Maureen Dowd, Pulitzer Prize-winning journalist and New York Times columnist, has been covering the Theater of the Absurd that we call Washington, D.C. for over thirty years. If anyone knows how fucked up our political system is, it’s her.
In “The Year of Voting Dangerously”, Dowd compiles some of her favorite and most apropos columns and articles she has written in 2016. Unfortunately, her book only covers columns up to July 31, 2016, leaving the most vital and ridiculous months of the campaign and the election out. One can only hope that Dowd will publish “The Year of Voting Dangerously, Part 2” soon.
Interspersed throughout the book are some of her news articles that she wrote during the administrations of Reagan, Bush the Elder, Bill Clinton, W., and Obama. It becomes quite clear that her purpose for doing so is to demonstrate the almost night and day differences between the political atmosphere and general attitudes that politicians of both parties had toward each other then versus now.

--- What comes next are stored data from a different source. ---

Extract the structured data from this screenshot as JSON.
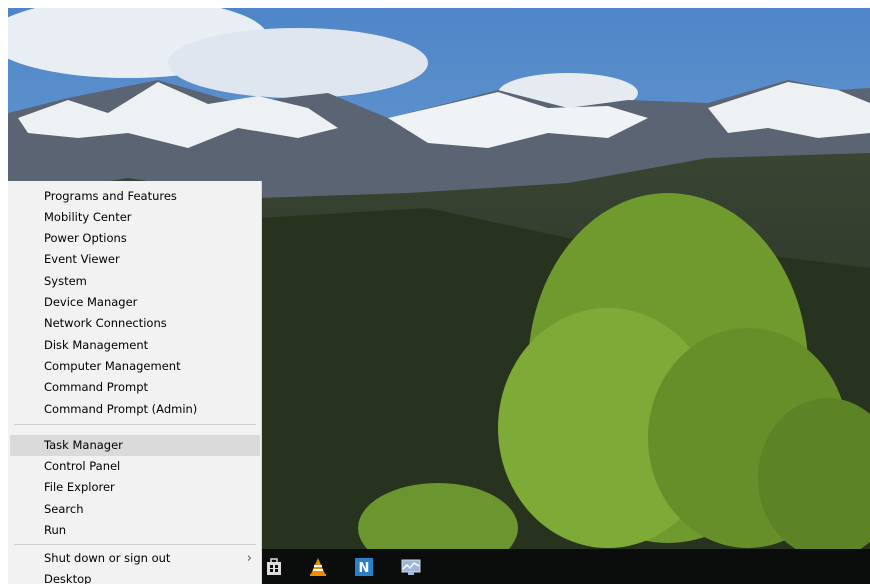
{
  "menu": {
    "items": [
      {
        "label": "Programs and Features"
      },
      {
        "label": "Mobility Center"
      },
      {
        "label": "Power Options"
      },
      {
        "label": "Event Viewer"
      },
      {
        "label": "System"
      },
      {
        "label": "Device Manager"
      },
      {
        "label": "Network Connections"
      },
      {
        "label": "Disk Management"
      },
      {
        "label": "Computer Management"
      },
      {
        "label": "Command Prompt"
      },
      {
        "label": "Command Prompt (Admin)"
      },
      {
        "label": "Task Manager",
        "selected": true
      },
      {
        "label": "Control Panel"
      },
      {
        "label": "File Explorer"
      },
      {
        "label": "Search"
      },
      {
        "label": "Run"
      },
      {
        "label": "Shut down or sign out",
        "has_submenu": true
      },
      {
        "label": "Desktop"
      }
    ],
    "submenu_icon": "chevron-right-icon"
  },
  "taskbar": {
    "icons": [
      "store-icon",
      "vlc-icon",
      "n-app-icon",
      "network-monitor-icon"
    ]
  },
  "colors": {
    "menu_bg": "#f2f2f2",
    "selected_bg": "#dadada",
    "taskbar_bg": "#0b0c0c",
    "n_app": "#2a7fc9",
    "vlc_orange": "#f08a00"
  }
}
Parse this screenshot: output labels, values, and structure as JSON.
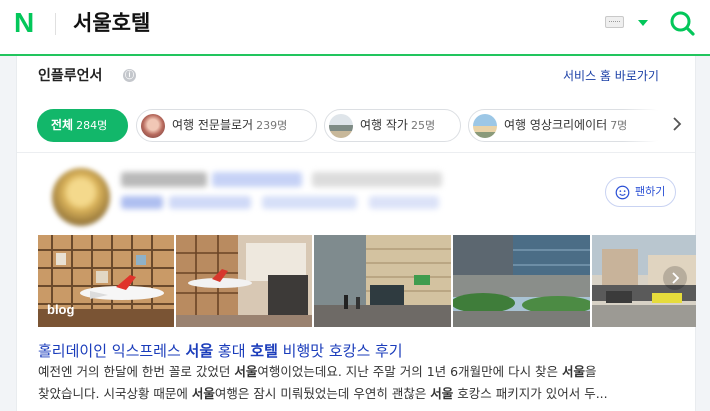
{
  "header": {
    "logo": "N",
    "query": "서울호텔",
    "icons": [
      "keyboard-icon",
      "caret-down-icon",
      "search-icon"
    ],
    "accent_color": "#03c75a"
  },
  "section": {
    "title": "인플루언서",
    "info_icon": "ⓘ",
    "service_link": "서비스 홈 바로가기"
  },
  "chips": [
    {
      "label": "전체",
      "count": "284명",
      "active": true
    },
    {
      "label": "여행 전문블로거",
      "count": "239명",
      "active": false
    },
    {
      "label": "여행 작가",
      "count": "25명",
      "active": false
    },
    {
      "label": "여행 영상크리에이터",
      "count": "7명",
      "active": false
    }
  ],
  "profile": {
    "fan_button": "팬하기"
  },
  "images": {
    "blog_tag": "blog"
  },
  "post": {
    "title_parts": [
      "홀리데이인 익스프레스 ",
      "서울",
      " 홍대 ",
      "호텔",
      " 비행맛 호캉스 후기"
    ],
    "line1_parts": [
      "예전엔 거의 한달에 한번 꼴로 갔었던 ",
      "서울",
      "여행이었는데요. 지난 주말 거의 1년 6개월만에 다시 찾은 ",
      "서울",
      "을"
    ],
    "line2_parts": [
      "찾았습니다. 시국상황 때문에 ",
      "서울",
      "여행은 잠시 미뤄뒀었는데 우연히 괜찮은 ",
      "서울",
      " 호캉스 패키지가 있어서 두..."
    ]
  }
}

As loud and abusive as some of the public arguments and relationships between members of both parties became, at the end of the day, most if not all still had basic respect for each other.
Today, there is hardly even the pretense of respect between the aisles.
It truly is a dangerous time in American politics, as Dowd illustrates. Thankfully, she does it in her typically clever and scathingly humorous way. Her points hit closer to home when they are couched within satire or sarcasm.
While Dowd doesn’t hide her personal political leanings in her columns, she is nevertheless an equal opportunity critic, viciously downsizing and criticizing Hillary Clinton and President Barack Obama with as much zeal as she does Donald Trump.
She coined the phrase “Clinton Slime Machine”, a brutally caustic but strangely appropriate description of the strategies, tactics, and political jockeying that the Clintons have utilized for self-aggrandizing and election purposes since both Hillary and Bill started pursuing political offices.
She criticizes Obama for his inability to work with Congress and his lackluster (a nice word) foreign policy. While she likes him, she acknowledges that being likable is not enough to be a decent president: “Barack Obama started off as a man self-consciously alone on stage and that’s how he is exiting. He is, for better and worse, too cool for school. His identity is defined by his desire to rise above the fray. Unfortunately, he is in politics, which is the fray. (p. 288)”
She even gets a few zingers in on “old news” Sarah Palin in her now-classic column from January 23, 2016 entitled “Sarah Palin Saves Feminism”: “But Palin has done us a favor by proving that a woman can stumble, babble incoherently on stage and spew snide garbage, and it isn’t a blot on the female copybook. (p. 155)”
As for Donald, she has plenty to say, but most of the time, all she has to do is copy Trump’s words verbatim and that’s enough to make him look like the moronic, fascist, narcissistic, pussy-grabbing misogynistic douchebag that he is.
If you’re a political news junkie, this book is a must read.